How far in advance can one predict the next presidential election? Forecasting as late as election eve is trivially easy, at least since the advent of polling. Forecasting as early as two or four years in advance is virtually impossible (see, e.g., Norpoth 1995). It is at some time between the previous midterm election and election day that electoral expectations come into focus.
The evolving expectations of the 1996 election cycle offer a familiar example. A year ago, Clinton was widely considered unelectable. As of this writing (November 1995), Clinton is perceived as a mild favorite for 1996. By the time you read this essay in spring 1996, a new consensus may emerge. Expectations will harden by election day, when the verdict is not likely to surprise (Gelman and King 1993).

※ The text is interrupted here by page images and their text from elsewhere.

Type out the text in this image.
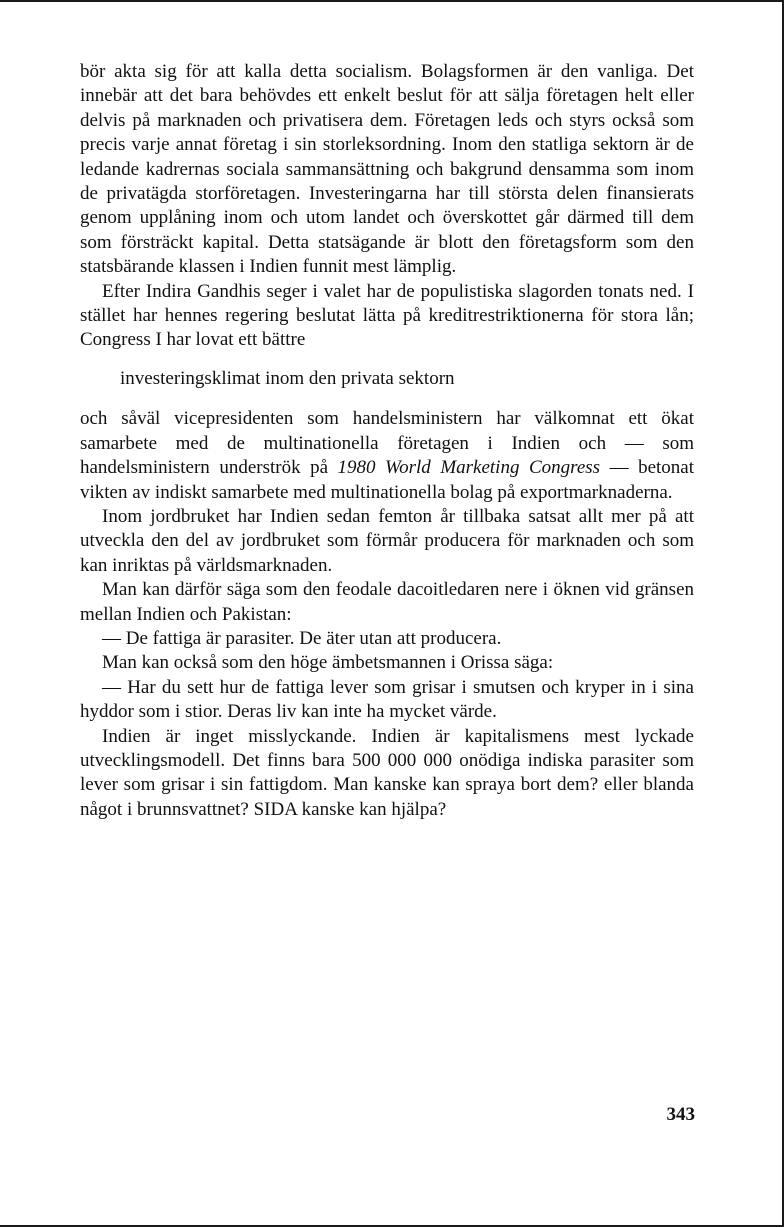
bör akta sig för att kalla detta socialism. Bolagsformen är den vanliga. Det innebär att det bara behövdes ett enkelt beslut för att sälja företagen helt eller delvis på marknaden och privatisera dem. Företagen leds och styrs också som precis varje annat företag i sin storleksordning. Inom den statliga sektorn är de ledande kadrernas sociala sammansättning och bakgrund densamma som inom de privatägda storföretagen. Investeringarna har till största delen finansierats genom upplåning inom och utom landet och överskottet går därmed till dem som försträckt kapital. Detta statsägande är blott den företagsform som den statsbärande klassen i Indien funnit mest lämplig.

Efter Indira Gandhis seger i valet har de populistiska slagorden tonats ned. I stället har hennes regering beslutat lätta på kreditrestriktionerna för stora lån; Congress I har lovat ett bättre

investeringsklimat inom den privata sektorn

och såväl vicepresidenten som handelsministern har välkomnat ett ökat samarbete med de multinationella företagen i Indien och — som handelsministern underströk på 1980 World Marketing Congress — betonat vikten av indiskt samarbete med multinationella bolag på exportmarknaderna.

Inom jordbruket har Indien sedan femton år tillbaka satsat allt mer på att utveckla den del av jordbruket som förmår producera för marknaden och som kan inriktas på världsmarknaden.

Man kan därför säga som den feodale dacoitledaren nere i öknen vid gränsen mellan Indien och Pakistan:

— De fattiga är parasiter. De äter utan att producera.

Man kan också som den höge ämbetsmannen i Orissa säga:

— Har du sett hur de fattiga lever som grisar i smutsen och kryper in i sina hyddor som i stior. Deras liv kan inte ha mycket värde.

Indien är inget misslyckande. Indien är kapitalismens mest lyckade utvecklingsmodell. Det finns bara 500 000 000 onödiga indiska parasiter som lever som grisar i sin fattigdom. Man kanske kan spraya bort dem? eller blanda något i brunnsvattnet? SIDA kanske kan hjälpa?

343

“Trial heat” polls are one way to predict elections (see, e.g., Campbell and Wink 1990), but they are notoriously unreliable when conducted more than a year in advance. A year in advance of the two Reagan elections, for instance, Reagan trailed Carter in 1979 and Mondale in 1983 in the polls. We can, however, examine other early indicators of election “fundamentals.” These indicators include the results of another poll question that is asked regularly throughout the electoral cycle: the president's approval rating in the Gallup poll. Various earlier models of the presidential vote have incorporated a measure of approval (Sigelman 1979; Brody and Sigelman 1983; Abramowitz 1988; Lewis-Beck and Rice 1992).